Jiang Xindi, nicknamed "Cindy" (姜馨迪; born January 26, 1997, in Harbin, China) is a Chinese female curler. She was part of the Chinese women's curling team on 2018 Winter Olympics.

==Career==
Jiang competed at the 2018 Winter Olympics in PyeongChang, where the Chinese team participated in the women's curling tournament. She competed at the 2018 World Women's Curling Championship where her team placed seventh. Jiang also won the bronze medal at the 2017 and 2018 Pacific-Asia Curling Championships and the silver medal at the 2013 and 2015 Pacific-Asia Junior Curling Championships.

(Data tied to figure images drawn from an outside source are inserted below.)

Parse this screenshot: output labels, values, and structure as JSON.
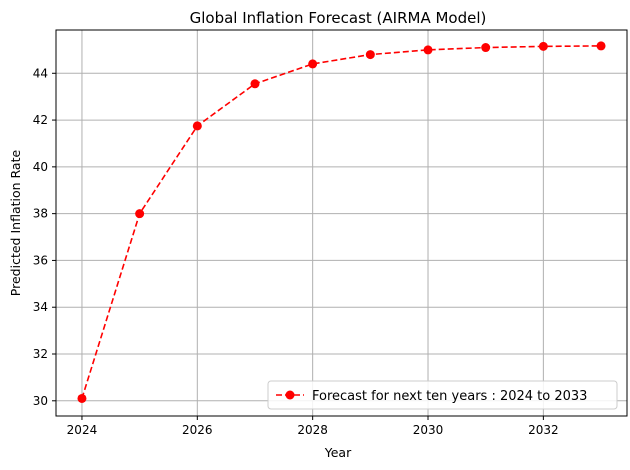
{
  "chart_data": {
    "type": "line",
    "title": "Global Inflation Forecast (AIRMA Model)",
    "xlabel": "Year",
    "ylabel": "Predicted Inflation Rate",
    "xlim": [
      2023.55,
      2033.45
    ],
    "ylim": [
      29.35,
      45.85
    ],
    "xticks": [
      2024,
      2026,
      2028,
      2030,
      2032
    ],
    "yticks": [
      30,
      32,
      34,
      36,
      38,
      40,
      42,
      44
    ],
    "grid": true,
    "legend_position": "lower-right",
    "series": [
      {
        "name": "Forecast for next ten years : 2024 to 2033",
        "color": "#ff0000",
        "line_style": "dashed",
        "marker": "circle",
        "x": [
          2024,
          2025,
          2026,
          2027,
          2028,
          2029,
          2030,
          2031,
          2032,
          2033
        ],
        "y": [
          30.1,
          38.0,
          41.75,
          43.55,
          44.4,
          44.8,
          45.0,
          45.1,
          45.15,
          45.17
        ]
      }
    ]
  }
}
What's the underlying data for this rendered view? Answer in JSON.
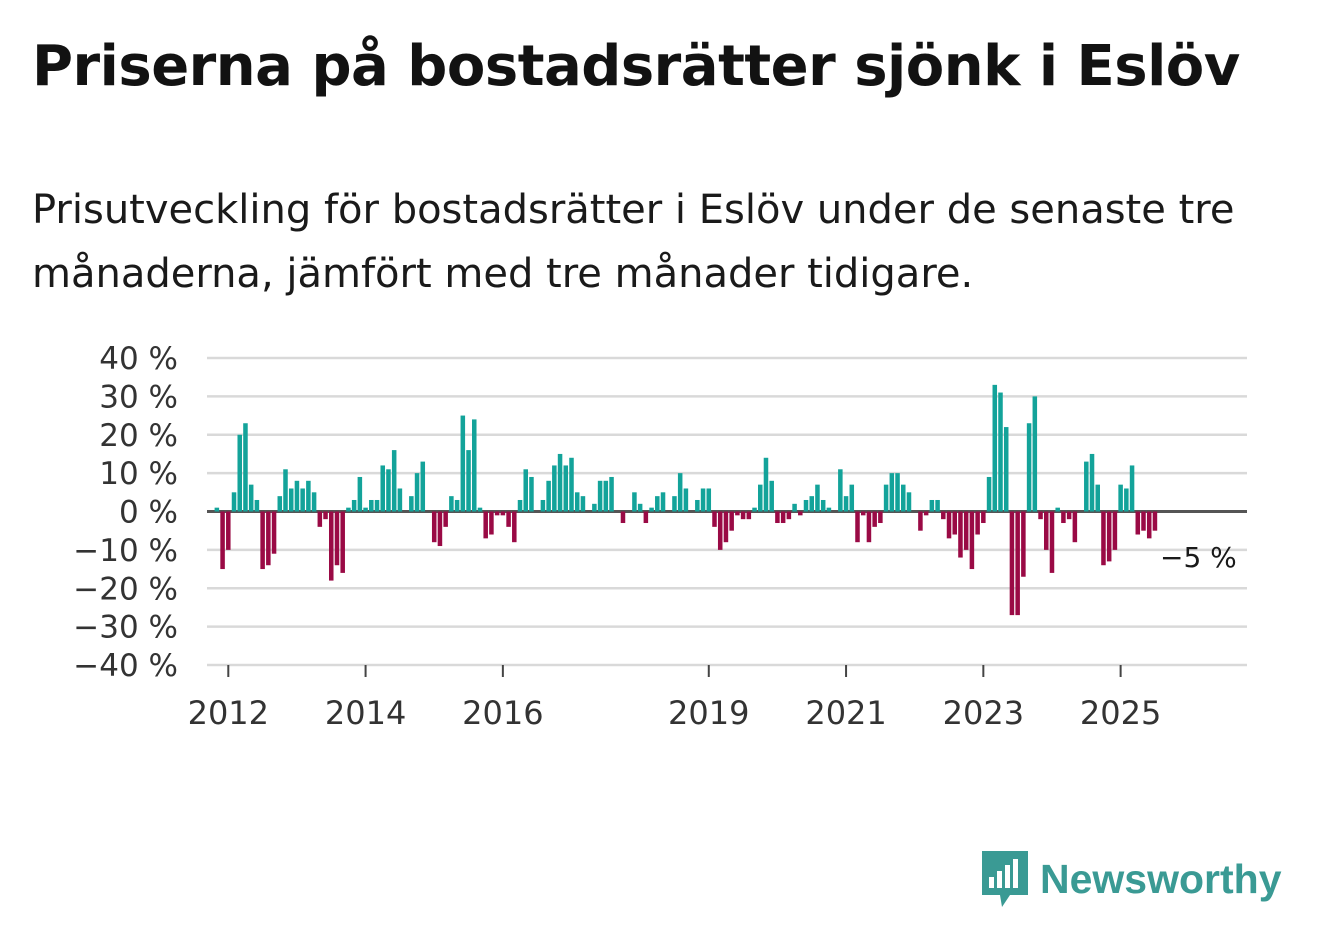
{
  "title": "Priserna på bostadsrätter sjönk i Eslöv",
  "subtitle": "Prisutveckling för bostadsrätter i Eslöv under de senaste tre månaderna, jämfört med tre månader tidigare.",
  "brand": "Newsworthy",
  "colors": {
    "positive": "#13a39a",
    "negative": "#9a0a45",
    "grid": "#d9d9d9",
    "zero_line": "#555555",
    "brand": "#3a9a94"
  },
  "chart_data": {
    "type": "bar",
    "title": "Priserna på bostadsrätter sjönk i Eslöv",
    "xlabel": "",
    "ylabel": "",
    "ylim": [
      -40,
      40
    ],
    "y_ticks": [
      40,
      30,
      20,
      10,
      0,
      -10,
      -20,
      -30,
      -40
    ],
    "y_tick_labels": [
      "40 %",
      "30 %",
      "20 %",
      "10 %",
      "0 %",
      "−10 %",
      "−20 %",
      "−30 %",
      "−40 %"
    ],
    "x_tick_labels": [
      "2012",
      "2014",
      "2016",
      "2019",
      "2021",
      "2023",
      "2025"
    ],
    "x_tick_index": [
      2,
      26,
      50,
      86,
      110,
      134,
      158
    ],
    "start_month": "2011-11",
    "annotation": "−5 %",
    "values": [
      1,
      -15,
      -10,
      5,
      20,
      23,
      7,
      3,
      -15,
      -14,
      -11,
      4,
      11,
      6,
      8,
      6,
      8,
      5,
      -4,
      -2,
      -18,
      -14,
      -16,
      1,
      3,
      9,
      1,
      3,
      3,
      12,
      11,
      16,
      6,
      0,
      4,
      10,
      13,
      0,
      -8,
      -9,
      -4,
      4,
      3,
      25,
      16,
      24,
      1,
      -7,
      -6,
      -1,
      -1,
      -4,
      -8,
      3,
      11,
      9,
      0,
      3,
      8,
      12,
      15,
      12,
      14,
      5,
      4,
      0,
      2,
      8,
      8,
      9,
      0,
      -3,
      0,
      5,
      2,
      -3,
      1,
      4,
      5,
      0,
      4,
      10,
      6,
      0,
      3,
      6,
      6,
      -4,
      -10,
      -8,
      -5,
      -1,
      -2,
      -2,
      1,
      7,
      14,
      8,
      -3,
      -3,
      -2,
      2,
      -1,
      3,
      4,
      7,
      3,
      1,
      0,
      11,
      4,
      7,
      -8,
      -1,
      -8,
      -4,
      -3,
      7,
      10,
      10,
      7,
      5,
      0,
      -5,
      -1,
      3,
      3,
      -2,
      -7,
      -6,
      -12,
      -10,
      -15,
      -6,
      -3,
      9,
      33,
      31,
      22,
      -27,
      -27,
      -17,
      23,
      30,
      -2,
      -10,
      -16,
      1,
      -3,
      -2,
      -8,
      0,
      13,
      15,
      7,
      -14,
      -13,
      -10,
      7,
      6,
      12,
      -6,
      -5,
      -7,
      -5
    ]
  }
}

To start the 2019–20 season, Jiang and her team won the World Curling Tour event, the 2019 Hokkaido Bank Curling Classic. She represented China at the 2019 Pacific-Asia Curling Championships as second for Han Yu. After going 6–1 in the round robin, they defeated Korea and Japan in the semifinal and final, respectively, to claim the title. It was China's first title since 2014. The victory earned a spot for China at the 2020 World Women's Curling Championship, which was cancelled due to COVID-19. A year later, the team represented China at the 2021 World Women's Curling Championship, finishing tenth with a 6–7 record.

==Teams==

| Season | Skip | Third | Second | Lead | Alternate | Coach | Events |
| 2010–11 | She Qiutong | Jiang Yilun | Wang Rui | Zhao Xiyang | Jiang Xindi | Ma Yongjun | PJCC 2011 (4th) |
| 2012–13 | Jiang Xindi | Zhao Xiyang | Fu Yiwei | Dong Ziqi | Yao Mingyue | Zhang Zhipeng | PAJCC 2013 |
| 2014–15 | Jiang Yilun | Wang Rui | Ma Jingyi | Zhao Xiyang | Jiang Xindi | Zhang Zhipeng | PAJCC 2015 |
| 2015–16 | Mei Jie | Gao Xuesong | Jiang Xindi | She Qiutong |  |  |  |
| Jiang Xindi | Zhang Lijun | Yin Yanxin | Zhu Zihui | Zhao Ruiyi | Shi Mengyu | WJBCC 2016 (5th) |
| 2016–17 | Jiang Yilun | Jiang Xindi | Yao Mingyue | Yan Hui |  |  |  |
| 2017–18 | Jiang Yilun | Jiang Xindi | Yao Mingyue | Yan Hui | Xu Meng | Marcel Rocque | PACC 2017 |
| Wang Bingyu | Zhou Yan | Liu Jinli | Ma Jingyi | Jiang Xindi | Tan Weidong | OQE 2017 WOG 2018 (5th) |
| Jiang Yilun | Wang Rui | Jiang Xindi | Yan Hui | Yao Mingyue | Tan Weidong | WWCC 2018 (7th) |
| 2018–19 | Jiang Yilun | Liu Sijia | Dong Ziqi | Jiang Xindi | Wang Rui (PACC) | Carolyn McRorie (PACC) | CWC 2018–19/1 (7th) PACC 2018 |
| Jiang Yilun | Zhang Lijun | Dong Ziqi | Jiang Xindi |  |  |  |
| 2019–20 | Jiang Yilun | Zhang Lijun | Dong Ziqi | Jiang Xindi |  |  |  |
| Han Yu | Zhang Lijun | Jiang Xindi | Zhao Ruiyi | Yu Jiaxin | Marco Mariani, Sören Grahn | PACC 2019 |
| Han Yu | Zhang Lijun | Jiang Xindi | Yu Jiaxin | Dong Ziqi | Marco Mariani |  |
| 2020–21 | Han Yu | Dong Ziqi | Zhang Lijun | Jiang Xindi | Yan Hui | Marco Mariani, Sören Grahn | WWCC 2021 (10th) |
| 2021–22 | Han Yu | Wang Rui | Dong Ziqi | Zhang Lijun | Jiang Xindi | Marco Mariani, Sören Grahn |  |

==Private life==
Jiang became involved in curling when her grandfather, middle school physics teacher Jiang Fang opened a curling club after he was inspired watching curling on TV broadcasting from 2006 Olympics in Turin. Many from her family plays curling too.

She is niece of competitive Chinese female curler Jiang Yilun, they are teammates for today.